Penegasan itu disampaikan oleh Koordinator FDKJ, Maichel Awom dalam keterangan tertulis usai mendatangi kantor Bawaslu Kota Jayapura guna melaporkan dugaan pengurangan data pemilih, Selasa 20 Agustus 2024.
Maichel Awom menyebut, pengaduan ini terkait dugaan pengurangan data pemilih sementara yang signifikan yang diduga dilakukan oleh Komisi Pemilihan Umum (KPU) Kota Jayapura.
“Kami mencurigai adanya pengurangan data pemilih sementara yang fantastis di Kota Jayapura. Selain itu, kami juga melihat tertutupnya ruang informasi publik terkait proses pendataan pemilih sementara ini,” ujar Awom.
FDKJ meminta Bawaslu Kota Jayapura segera memanggil 5 komisioner KPU Kota Jayapura guna mempertanyakan dugaan pengurangan data pemilih sementara. Hal ini sesuai dengan tugas dan tanggung jawab Bawaslu sebagai badan pengawas pemilu.
“Perlu diingat bahwa pengurangan data pemilih sementara yang diperkirakan mencapai ribuan (5 ribuan) ini masih dalam tahap awal pendataan pemilih di Kota Jayapura,” tambah Awom.
FDKJ juga mengajukan beberapa tuntutan kepada Bawaslu Kota Jayapura, di antaranya:
1. Memeriksa KPU Kota Jayapura terkait pengurangan data pemilih sementara.
2. Mempertanyakan jumlah pengurangan data pemilih sementara yang mencapai sekitar 5.000 orang.
3. Meminta penjelasan mengapa hingga saat ini belum ada sosialisasi atau pengumuman tentang Daftar Pemilih Sementara (DPS).
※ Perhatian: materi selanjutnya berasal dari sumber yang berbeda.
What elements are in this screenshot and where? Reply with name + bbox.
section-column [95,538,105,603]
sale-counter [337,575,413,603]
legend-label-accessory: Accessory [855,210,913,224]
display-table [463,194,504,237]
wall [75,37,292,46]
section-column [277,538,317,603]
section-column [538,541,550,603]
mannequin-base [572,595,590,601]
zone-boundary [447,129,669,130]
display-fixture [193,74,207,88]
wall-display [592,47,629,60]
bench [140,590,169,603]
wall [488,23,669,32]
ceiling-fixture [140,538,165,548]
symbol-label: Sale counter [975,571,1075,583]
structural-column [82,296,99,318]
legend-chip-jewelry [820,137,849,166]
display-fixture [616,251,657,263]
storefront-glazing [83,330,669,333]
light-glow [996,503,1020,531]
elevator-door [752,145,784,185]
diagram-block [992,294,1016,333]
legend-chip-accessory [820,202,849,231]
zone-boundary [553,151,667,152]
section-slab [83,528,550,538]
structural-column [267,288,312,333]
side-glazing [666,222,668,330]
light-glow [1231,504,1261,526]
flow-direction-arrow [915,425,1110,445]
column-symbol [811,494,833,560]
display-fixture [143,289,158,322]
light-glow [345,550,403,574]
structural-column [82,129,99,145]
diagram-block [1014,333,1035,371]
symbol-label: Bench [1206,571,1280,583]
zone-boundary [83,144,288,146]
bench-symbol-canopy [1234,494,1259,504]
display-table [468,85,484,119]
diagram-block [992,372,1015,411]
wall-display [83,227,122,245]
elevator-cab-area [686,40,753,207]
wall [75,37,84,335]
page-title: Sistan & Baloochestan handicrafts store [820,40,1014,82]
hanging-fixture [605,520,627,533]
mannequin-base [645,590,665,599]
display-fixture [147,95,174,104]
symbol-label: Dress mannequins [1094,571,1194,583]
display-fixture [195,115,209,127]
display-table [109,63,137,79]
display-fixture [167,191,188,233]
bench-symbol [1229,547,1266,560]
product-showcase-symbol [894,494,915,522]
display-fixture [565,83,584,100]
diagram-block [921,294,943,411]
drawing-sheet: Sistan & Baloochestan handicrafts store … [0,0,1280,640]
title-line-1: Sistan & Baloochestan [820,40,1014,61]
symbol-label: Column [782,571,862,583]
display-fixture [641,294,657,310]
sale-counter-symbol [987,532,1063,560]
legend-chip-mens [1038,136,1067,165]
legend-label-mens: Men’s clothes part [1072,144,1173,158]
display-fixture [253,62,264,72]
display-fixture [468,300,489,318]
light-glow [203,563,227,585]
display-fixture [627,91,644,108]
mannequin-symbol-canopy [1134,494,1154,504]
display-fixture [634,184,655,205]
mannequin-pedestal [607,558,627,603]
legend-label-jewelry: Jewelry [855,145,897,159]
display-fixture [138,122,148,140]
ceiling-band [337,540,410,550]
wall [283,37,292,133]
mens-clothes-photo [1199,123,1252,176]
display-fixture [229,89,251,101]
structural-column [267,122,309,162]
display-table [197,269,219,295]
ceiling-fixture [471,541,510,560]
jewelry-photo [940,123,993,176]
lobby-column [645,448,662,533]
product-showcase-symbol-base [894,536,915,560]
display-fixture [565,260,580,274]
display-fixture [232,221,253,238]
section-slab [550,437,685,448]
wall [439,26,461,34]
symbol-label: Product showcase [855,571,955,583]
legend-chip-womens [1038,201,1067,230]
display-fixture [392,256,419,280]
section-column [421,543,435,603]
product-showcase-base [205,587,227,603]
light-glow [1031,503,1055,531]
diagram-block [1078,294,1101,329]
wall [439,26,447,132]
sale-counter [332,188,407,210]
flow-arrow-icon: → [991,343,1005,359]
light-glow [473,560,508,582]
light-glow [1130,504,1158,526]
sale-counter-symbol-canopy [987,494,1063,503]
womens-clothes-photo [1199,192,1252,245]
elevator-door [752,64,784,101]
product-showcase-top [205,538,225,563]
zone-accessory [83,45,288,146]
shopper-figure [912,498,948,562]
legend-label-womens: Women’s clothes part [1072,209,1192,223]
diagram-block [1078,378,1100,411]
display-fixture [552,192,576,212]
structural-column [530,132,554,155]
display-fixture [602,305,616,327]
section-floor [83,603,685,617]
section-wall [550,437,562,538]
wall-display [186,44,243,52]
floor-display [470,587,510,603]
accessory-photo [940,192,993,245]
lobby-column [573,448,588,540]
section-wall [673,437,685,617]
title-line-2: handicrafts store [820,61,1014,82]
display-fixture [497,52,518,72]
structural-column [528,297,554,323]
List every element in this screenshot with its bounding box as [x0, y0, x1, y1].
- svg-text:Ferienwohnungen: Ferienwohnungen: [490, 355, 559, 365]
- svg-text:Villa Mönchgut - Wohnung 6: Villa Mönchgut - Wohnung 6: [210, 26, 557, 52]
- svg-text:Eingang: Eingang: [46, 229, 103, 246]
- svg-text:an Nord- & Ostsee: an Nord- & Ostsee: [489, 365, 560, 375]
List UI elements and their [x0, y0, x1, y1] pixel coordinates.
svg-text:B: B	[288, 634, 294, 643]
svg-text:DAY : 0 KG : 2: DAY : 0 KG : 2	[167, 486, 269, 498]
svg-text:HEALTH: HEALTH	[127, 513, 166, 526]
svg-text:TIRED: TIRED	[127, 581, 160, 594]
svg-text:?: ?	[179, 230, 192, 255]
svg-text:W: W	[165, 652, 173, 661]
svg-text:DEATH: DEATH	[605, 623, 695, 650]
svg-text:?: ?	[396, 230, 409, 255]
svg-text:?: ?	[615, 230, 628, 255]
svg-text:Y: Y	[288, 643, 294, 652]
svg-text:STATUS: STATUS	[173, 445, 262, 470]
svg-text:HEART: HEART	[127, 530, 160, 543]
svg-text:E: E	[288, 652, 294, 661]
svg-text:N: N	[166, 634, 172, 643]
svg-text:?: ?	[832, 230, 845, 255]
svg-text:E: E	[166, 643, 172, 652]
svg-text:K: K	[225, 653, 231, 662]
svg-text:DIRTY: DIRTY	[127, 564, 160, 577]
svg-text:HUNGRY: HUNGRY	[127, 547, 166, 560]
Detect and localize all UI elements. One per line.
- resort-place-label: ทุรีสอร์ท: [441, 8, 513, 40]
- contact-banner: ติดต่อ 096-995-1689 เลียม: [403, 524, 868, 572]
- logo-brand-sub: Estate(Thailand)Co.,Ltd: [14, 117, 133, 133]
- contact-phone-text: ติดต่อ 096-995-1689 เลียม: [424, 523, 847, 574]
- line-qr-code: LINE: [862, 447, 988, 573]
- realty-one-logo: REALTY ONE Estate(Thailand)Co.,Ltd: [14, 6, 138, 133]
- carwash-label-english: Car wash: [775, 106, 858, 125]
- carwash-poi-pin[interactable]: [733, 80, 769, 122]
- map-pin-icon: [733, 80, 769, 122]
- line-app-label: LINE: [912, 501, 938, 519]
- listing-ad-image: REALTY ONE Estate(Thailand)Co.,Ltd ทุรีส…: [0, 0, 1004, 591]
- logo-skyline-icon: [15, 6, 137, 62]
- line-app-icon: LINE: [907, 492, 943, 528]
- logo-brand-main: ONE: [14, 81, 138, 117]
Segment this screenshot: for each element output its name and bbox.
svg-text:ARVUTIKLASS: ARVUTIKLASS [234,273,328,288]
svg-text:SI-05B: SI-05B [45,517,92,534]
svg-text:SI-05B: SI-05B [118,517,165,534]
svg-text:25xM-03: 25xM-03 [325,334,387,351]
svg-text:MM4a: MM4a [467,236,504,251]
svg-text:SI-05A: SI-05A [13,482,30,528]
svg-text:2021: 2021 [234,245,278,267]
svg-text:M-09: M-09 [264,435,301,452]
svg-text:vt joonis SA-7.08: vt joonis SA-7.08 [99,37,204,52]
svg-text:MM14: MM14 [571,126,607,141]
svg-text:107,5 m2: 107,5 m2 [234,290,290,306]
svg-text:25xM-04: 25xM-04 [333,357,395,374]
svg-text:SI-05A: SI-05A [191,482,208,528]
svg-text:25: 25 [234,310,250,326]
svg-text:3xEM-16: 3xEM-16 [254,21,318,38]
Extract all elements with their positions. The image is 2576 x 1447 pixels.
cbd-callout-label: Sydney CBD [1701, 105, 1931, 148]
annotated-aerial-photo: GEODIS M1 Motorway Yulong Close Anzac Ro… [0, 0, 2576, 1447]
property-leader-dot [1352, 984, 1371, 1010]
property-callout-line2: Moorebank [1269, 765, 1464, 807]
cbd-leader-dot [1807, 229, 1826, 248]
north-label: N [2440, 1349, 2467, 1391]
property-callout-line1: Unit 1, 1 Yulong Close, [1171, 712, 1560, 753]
4. Bawaslu Kota Jayapura agar seriusin masalah data pemilih dan sosialisasi ke masyarakat yang tidak pernah dilaksanakan oleh KPU Kota Jayapura
5. Segera memanggil lima komisioner KPU Kota Jayapura untuk mempertanyakan DPS tersebut.
Hingga berita ini diterbikan, pihak KPU Kota Jayapura belum memberikan tanggapan resmi terkait pengaduan ini.